Faithful to the Holy Cross tradition in education, Stonehill College is committed to developing the moral, spiritual, intellectual, physical, and social competencies of its students and seeks to build and sustain a campus community that embraces diversity and inclusion in its teaching, learning, living, and working. Stonehill values a diversity of persons, opinions, and cultural and religious perspectives. In fulfillment of its motto, Lux et Spes ("Light and Hope"), the College cultivates in its students the competence to think, act, and lead with courage towards creating a more just and compassionate world.
*Position Summary*
Operates a computer-aided dispatch system, receive emergency 911 and non-emergency calls for assistance, and assist visitors to the Campus Police Station
*Essential Duties and Responsibilities*
Operate the College Switchboard and transfer calls to proper departments. 

Process requests for information regarding vehicle registration, driving records and warrants.

Operate a variety of communications equipment, including radio consoles, telephones, and computer systems.

Utilize the Criminal Justice Information System (CJIS) terminal to run license plates and outstanding warrants.

Perform timely dispatch by way of the College two-way radio system of law enforcement on campus.

Report to Easton Police, fire, EMS, emergency personnel all emergencies within the college or as otherwise directed by Campus Police.

Monitor alarm systems (intrusion, card access, carbon monoxide, fire and duress) throughout the College. Dispatch appropriate units as needed.

Record incident information as needed by campus police via the Automated Records Management System (ARMS).
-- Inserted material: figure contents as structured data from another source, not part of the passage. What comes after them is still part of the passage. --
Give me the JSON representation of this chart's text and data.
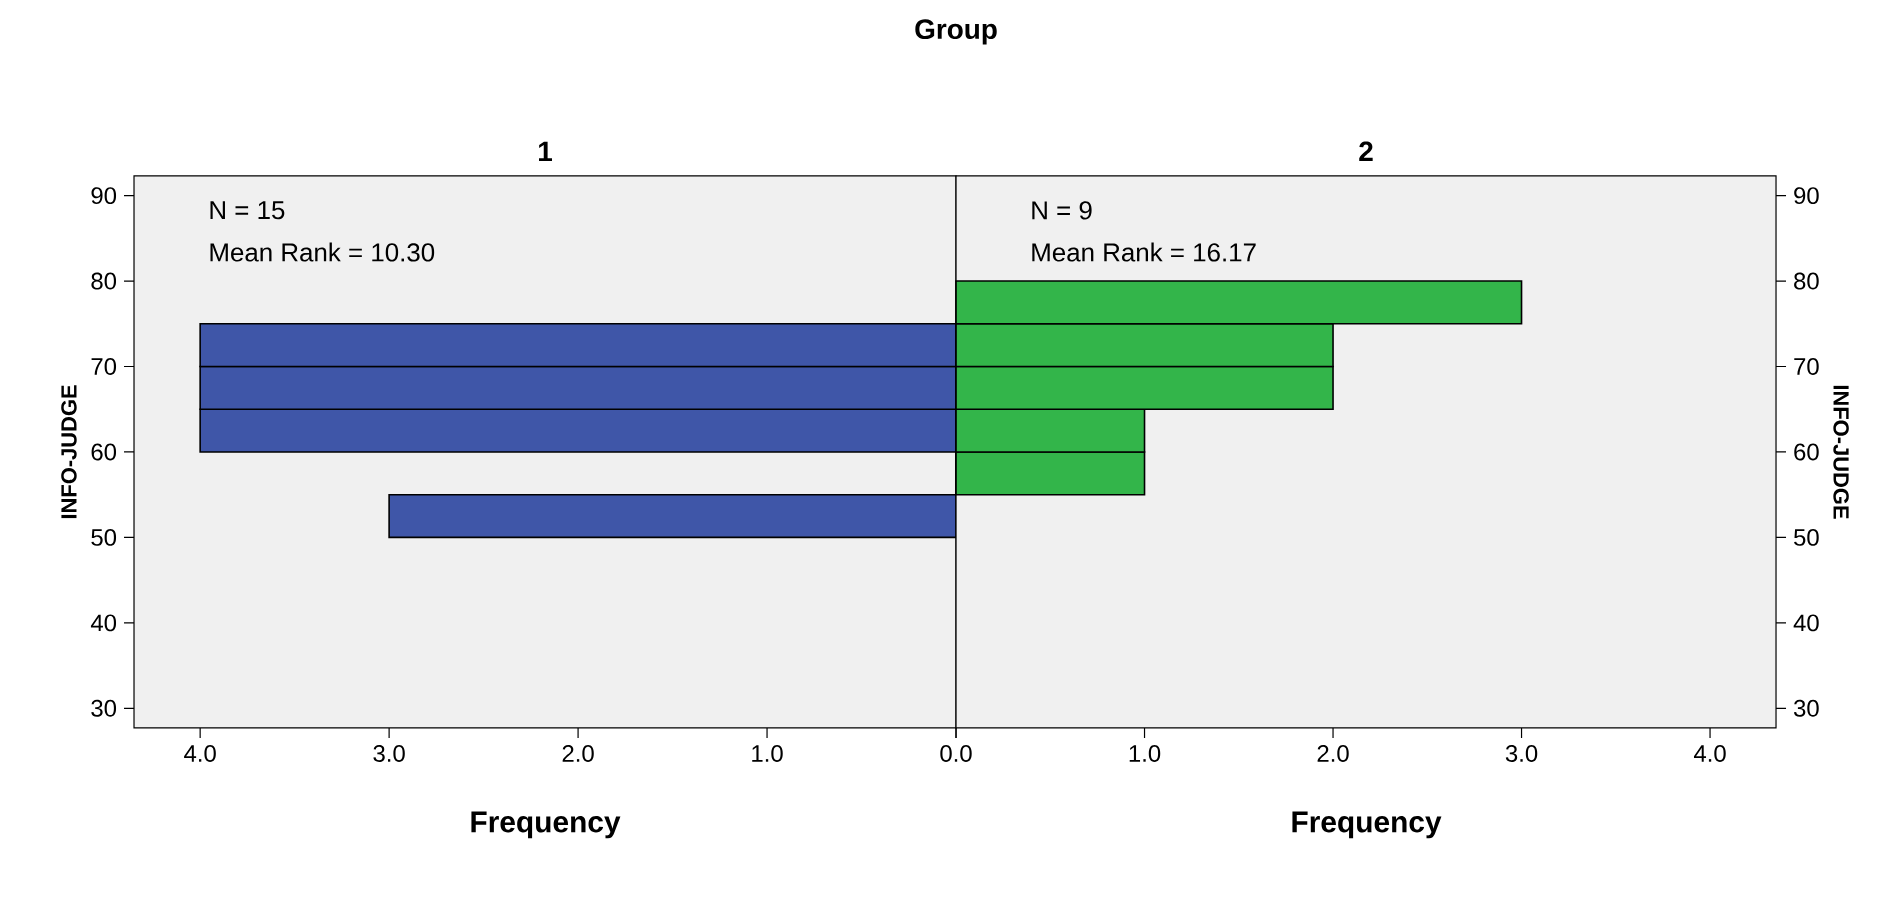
{
  "chart_data": [
    {
      "type": "histogram",
      "orientation": "horizontal",
      "title": "Group",
      "subtitle": "1",
      "xlabel": "Frequency",
      "ylabel": "INFO-JUDGE",
      "bins": [
        50,
        55,
        60,
        65,
        70,
        75
      ],
      "values": [
        3,
        0,
        4,
        4,
        4
      ],
      "color": "#3f56a8",
      "xlim": [
        4.35,
        0
      ],
      "xticks": [
        {
          "value": 4,
          "label": "4.0"
        },
        {
          "value": 3,
          "label": "3.0"
        },
        {
          "value": 2,
          "label": "2.0"
        },
        {
          "value": 1,
          "label": "1.0"
        },
        {
          "value": 0,
          "label": "0.0"
        }
      ],
      "ylim": [
        27.7,
        92.3
      ],
      "yticks": [
        30,
        40,
        50,
        60,
        70,
        80,
        90
      ],
      "annotations": [
        "N = 15",
        "Mean Rank = 10.30"
      ]
    },
    {
      "type": "histogram",
      "orientation": "horizontal",
      "subtitle": "2",
      "xlabel": "Frequency",
      "ylabel": "INFO-JUDGE",
      "bins": [
        55,
        60,
        65,
        70,
        75,
        80
      ],
      "values": [
        1,
        1,
        2,
        2,
        3
      ],
      "color": "#33b54a",
      "xlim": [
        0,
        4.35
      ],
      "xticks": [
        {
          "value": 0,
          "label": null
        },
        {
          "value": 1,
          "label": "1.0"
        },
        {
          "value": 2,
          "label": "2.0"
        },
        {
          "value": 3,
          "label": "3.0"
        },
        {
          "value": 4,
          "label": "4.0"
        }
      ],
      "ylim": [
        27.7,
        92.3
      ],
      "yticks": [
        30,
        40,
        50,
        60,
        70,
        80,
        90
      ],
      "annotations": [
        "N = 9",
        "Mean Rank = 16.17"
      ]
    }
  ]
}
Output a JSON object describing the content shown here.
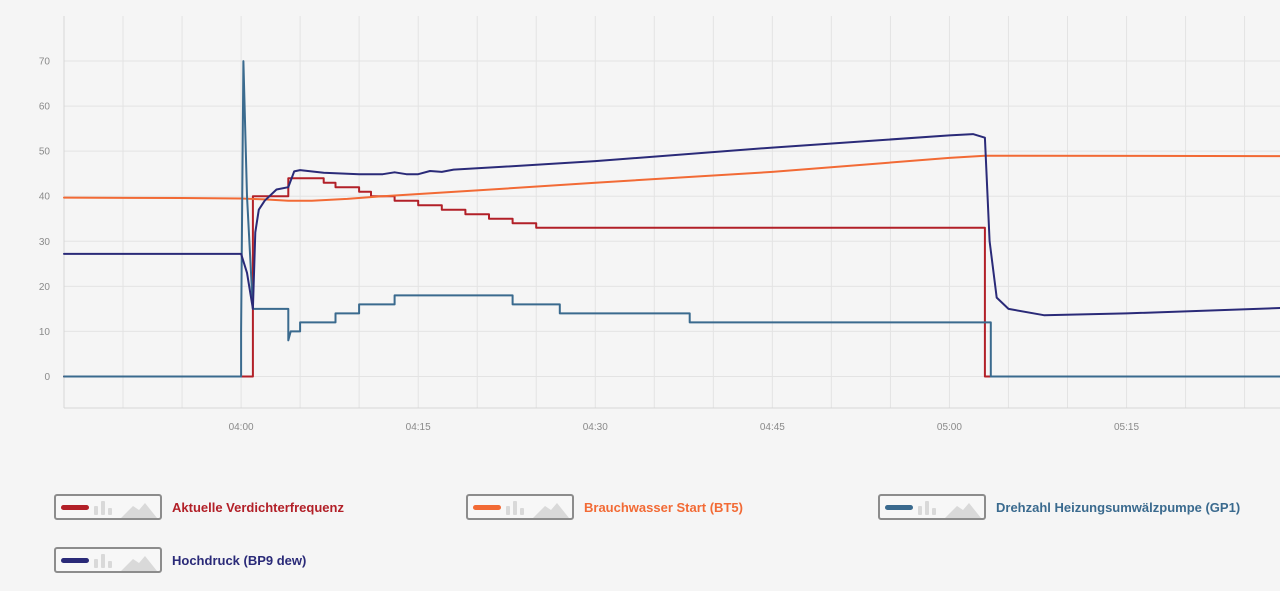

Assist faculty, staff, students, and visitors who come to Campus Police for routine business and emergencies.

Monitor telephone system for trouble alarms and report to vendor and Director of
Telecommunications when necessary.

Maintain records with Conference & Events held on campus.

Contact Facilities Management administrators when necessary regarding emergency repairs, snow removal, etc.

Contact College Administration when necessary regarding student issues.

Assist in processing Stonehill College ID cards.
*Education and/or Experience*
Must have excellent communication and customer service skills to deal effectively with a wide variety of College personnel and/or outside individuals/organizations. Must be a high school graduate or GED.
*Knowledge, Skills, and Abilities*
Good computer skills required. Ability to work and maintain a positive relationship with the Campus Police Department and other personnel. Higher than average multi-tasking skills needed.
*Licenses/Certifications*
DCJIS qualification every 2 years


----------



## Sooty (Nov 1, 2018)

Nice little school, great support from the town PD, but they'll only entertain you if you've got strings and dimes.


----------